Reuters: World stocks fell on Friday, keeping safe-haven government debt well-bid on investor worries that U.S. policymakers are not taking urgent steps to stop the world’s biggest economy from tipping back into recession.
The euro sank to a near six-month low against the dollar after the region’s festering debt crisis forced the European Central Bank on Thursday to shift away from further rises in interest rates, a key driver in the single currency’s rally this year.
European stocks snapped a two-day recovery after U.S. Federal Reserve Chairman Ben Bernanke left the door open for new stimulus measures but stopped short of signalling the central bank would take the plunge.
Equity markets were also concerned that President Barack Obama’s proposed $447 billion package of tax cuts and spending plans aimed at boosting growth and job creation could be hamstrung by political wrangling when it goes to Congress.
“Investors are holding back...There isn’t any reason to commit until you can see credible policies,” Justin Urquhart Stewart, director at Seven Investment Management, said.
“Bernanke was never going to say anything. He made it clear at Jackson Hole he was pushing it back to the politicians. Obama has come up with this stimulus package. We now have to digest what effect this will have, assuming it is passed.”
European shares fell 1.1 percent, pulling down the MSCI world equity index 0.7 percent. S&P futures were down 0.3 percent, indicating a lower open on Wall Street later in the day.
Market confidence has been fragile this week due to growing concerns over the global economy and Europe’s debt crisis, with Friday’s deadline for bond holders to decide on Greece’s swap offer adding to the nervousness.
Investor focus was now on G7 finance ministers and central bankers meeting later on Friday when the faltering global recovery and Europe’s problems are likely to be the main issues of the day.
Host France has called for co-ordinated action to boost growth, but the divergent economic problems facing the United States, Britain and the euro zone are complicating the task.
“There is some expectation doing the rounds that the G-7 meeting will produce a key coordinated policy response. We have our doubts,” Lloyds strategists said in a note. “In this environment, while acknowledging scope for bouts of near-term risk-asset buoyancy, we continue to anticipate money flowing into higher-grade fixed-income product into yield back- ups.”
Safe-haven German government bond prices surged, with Bund futures jumping almost one full point to a record high of 137.44 and benchmark U.S. T-note yields hovering within striking distance of 1.908 percent , its lowest in 60 years hit on Tuesday.
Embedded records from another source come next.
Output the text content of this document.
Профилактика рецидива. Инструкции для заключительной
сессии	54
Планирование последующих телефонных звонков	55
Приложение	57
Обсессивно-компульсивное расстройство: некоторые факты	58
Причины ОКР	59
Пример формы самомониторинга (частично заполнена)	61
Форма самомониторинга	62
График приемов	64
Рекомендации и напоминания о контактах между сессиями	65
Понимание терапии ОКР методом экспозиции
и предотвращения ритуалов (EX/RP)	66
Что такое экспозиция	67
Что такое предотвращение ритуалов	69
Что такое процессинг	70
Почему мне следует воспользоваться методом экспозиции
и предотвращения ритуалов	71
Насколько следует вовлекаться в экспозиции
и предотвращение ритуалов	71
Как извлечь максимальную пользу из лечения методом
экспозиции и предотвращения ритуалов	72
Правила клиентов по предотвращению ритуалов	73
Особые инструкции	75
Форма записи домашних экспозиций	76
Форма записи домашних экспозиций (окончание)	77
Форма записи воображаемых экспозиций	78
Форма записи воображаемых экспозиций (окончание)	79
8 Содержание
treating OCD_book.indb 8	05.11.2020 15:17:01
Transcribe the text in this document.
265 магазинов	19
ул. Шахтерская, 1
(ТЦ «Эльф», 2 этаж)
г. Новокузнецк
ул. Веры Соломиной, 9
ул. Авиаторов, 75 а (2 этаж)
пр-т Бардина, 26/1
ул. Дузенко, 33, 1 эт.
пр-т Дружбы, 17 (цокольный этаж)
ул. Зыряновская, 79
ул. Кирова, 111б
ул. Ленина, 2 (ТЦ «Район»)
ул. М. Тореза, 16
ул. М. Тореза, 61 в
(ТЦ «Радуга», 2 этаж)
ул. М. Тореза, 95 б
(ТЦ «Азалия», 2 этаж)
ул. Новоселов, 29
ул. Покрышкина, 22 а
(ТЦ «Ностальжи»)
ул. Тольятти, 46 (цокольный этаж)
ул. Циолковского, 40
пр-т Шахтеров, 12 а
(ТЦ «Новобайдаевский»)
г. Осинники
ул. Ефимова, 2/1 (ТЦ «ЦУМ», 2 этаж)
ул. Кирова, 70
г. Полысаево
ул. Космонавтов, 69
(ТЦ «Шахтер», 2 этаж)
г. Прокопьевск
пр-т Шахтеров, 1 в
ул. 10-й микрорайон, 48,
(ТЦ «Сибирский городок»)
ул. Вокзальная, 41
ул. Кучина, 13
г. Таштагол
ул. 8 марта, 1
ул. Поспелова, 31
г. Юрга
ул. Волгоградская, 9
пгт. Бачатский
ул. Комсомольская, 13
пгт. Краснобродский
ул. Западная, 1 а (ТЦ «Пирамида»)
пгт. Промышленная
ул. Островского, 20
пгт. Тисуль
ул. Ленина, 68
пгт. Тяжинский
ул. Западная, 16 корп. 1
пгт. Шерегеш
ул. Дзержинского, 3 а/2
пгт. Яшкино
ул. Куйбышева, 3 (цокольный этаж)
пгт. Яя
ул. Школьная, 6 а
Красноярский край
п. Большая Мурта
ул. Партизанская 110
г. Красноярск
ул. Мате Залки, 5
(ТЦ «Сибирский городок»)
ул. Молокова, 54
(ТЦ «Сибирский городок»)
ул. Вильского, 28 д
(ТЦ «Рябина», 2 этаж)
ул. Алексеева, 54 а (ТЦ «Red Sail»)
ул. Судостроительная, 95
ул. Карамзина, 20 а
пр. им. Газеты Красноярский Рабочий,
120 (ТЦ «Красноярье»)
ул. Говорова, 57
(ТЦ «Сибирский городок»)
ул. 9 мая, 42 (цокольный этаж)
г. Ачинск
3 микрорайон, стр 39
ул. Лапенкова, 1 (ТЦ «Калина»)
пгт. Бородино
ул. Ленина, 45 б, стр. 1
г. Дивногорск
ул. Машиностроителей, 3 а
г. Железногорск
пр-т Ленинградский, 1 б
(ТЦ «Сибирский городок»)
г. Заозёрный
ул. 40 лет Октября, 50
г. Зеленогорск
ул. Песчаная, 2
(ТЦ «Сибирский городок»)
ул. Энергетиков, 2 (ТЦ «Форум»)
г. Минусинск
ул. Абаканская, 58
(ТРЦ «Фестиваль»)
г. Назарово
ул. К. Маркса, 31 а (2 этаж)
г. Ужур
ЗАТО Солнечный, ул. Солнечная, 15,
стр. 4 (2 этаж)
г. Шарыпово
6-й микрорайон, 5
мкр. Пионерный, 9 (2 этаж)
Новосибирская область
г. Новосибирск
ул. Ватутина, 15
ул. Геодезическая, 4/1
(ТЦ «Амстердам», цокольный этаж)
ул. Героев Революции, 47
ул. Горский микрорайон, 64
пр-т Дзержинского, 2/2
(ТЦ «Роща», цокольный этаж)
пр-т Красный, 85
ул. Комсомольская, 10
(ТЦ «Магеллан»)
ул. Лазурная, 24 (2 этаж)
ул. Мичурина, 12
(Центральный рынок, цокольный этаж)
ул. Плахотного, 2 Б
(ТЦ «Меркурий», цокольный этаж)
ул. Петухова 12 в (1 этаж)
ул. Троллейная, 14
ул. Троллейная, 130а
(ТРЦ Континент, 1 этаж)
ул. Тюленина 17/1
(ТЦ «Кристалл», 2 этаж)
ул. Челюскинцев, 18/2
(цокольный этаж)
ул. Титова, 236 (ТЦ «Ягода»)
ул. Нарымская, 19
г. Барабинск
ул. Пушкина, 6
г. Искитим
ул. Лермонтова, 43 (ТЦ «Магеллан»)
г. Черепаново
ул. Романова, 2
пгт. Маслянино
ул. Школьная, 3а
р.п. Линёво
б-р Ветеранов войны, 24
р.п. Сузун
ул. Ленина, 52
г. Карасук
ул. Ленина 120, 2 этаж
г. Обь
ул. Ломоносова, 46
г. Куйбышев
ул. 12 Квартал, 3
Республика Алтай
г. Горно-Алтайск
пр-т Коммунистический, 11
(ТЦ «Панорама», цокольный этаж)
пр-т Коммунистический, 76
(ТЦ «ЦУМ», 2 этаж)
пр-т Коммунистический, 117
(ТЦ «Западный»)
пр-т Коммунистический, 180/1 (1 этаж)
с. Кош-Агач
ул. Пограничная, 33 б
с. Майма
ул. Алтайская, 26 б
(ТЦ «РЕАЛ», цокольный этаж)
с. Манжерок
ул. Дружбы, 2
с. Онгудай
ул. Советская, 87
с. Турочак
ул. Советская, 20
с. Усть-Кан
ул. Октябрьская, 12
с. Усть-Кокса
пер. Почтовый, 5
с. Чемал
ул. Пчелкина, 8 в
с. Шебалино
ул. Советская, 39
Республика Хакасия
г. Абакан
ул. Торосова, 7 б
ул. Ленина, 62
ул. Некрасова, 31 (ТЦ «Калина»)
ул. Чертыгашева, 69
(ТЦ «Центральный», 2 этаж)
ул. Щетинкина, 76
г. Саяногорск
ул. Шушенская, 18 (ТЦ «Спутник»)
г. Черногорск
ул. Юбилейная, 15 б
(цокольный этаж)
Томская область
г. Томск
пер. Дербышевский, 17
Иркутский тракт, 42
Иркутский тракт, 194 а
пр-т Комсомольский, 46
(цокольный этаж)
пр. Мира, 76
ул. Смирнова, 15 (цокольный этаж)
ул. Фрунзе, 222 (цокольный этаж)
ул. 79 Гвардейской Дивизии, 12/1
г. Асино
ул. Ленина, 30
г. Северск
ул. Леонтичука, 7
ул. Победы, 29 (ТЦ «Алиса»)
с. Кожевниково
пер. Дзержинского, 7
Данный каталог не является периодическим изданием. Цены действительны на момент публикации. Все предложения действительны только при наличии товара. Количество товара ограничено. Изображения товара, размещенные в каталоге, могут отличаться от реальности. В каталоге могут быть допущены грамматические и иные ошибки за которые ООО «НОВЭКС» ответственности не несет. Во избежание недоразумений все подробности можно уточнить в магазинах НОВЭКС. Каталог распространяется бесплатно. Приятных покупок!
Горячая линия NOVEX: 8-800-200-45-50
The euro was last down 0.4 percent against the dollar at $1.3832, its lowest in nearly six months with traders saying selling in the single currency accelerated when stop-loss orders were triggered below $1.3840.
Analysts saw more downside as sentiment stays negative after the ECB dropped its tightening bias and investors believe a lasting solution to euro zone debt crisis remains elusive. “The ECB has now left the door open for an easing of policy and there are more downside risks to come for the euro with Greek PSI (private sector involvement) to be finalised and ratification of the EFSF still required.” said Kiran Kowshik, currency strategist at BNP Paribas.
Gold, propelled to a series of records in recent months due to its appeal as both a safe haven and hedge against inflation, was up 0.6 percent at $1,878 an ounce, after jumping 3 percent in the previous session.
Oil, which had dipped on Thursday as the dollar rose, making it more expensive for holders of other currencies, was a touch lower, with U.S. crude futures trading 0.6 percent down around $88 a barrel and Brent crude at $114.59.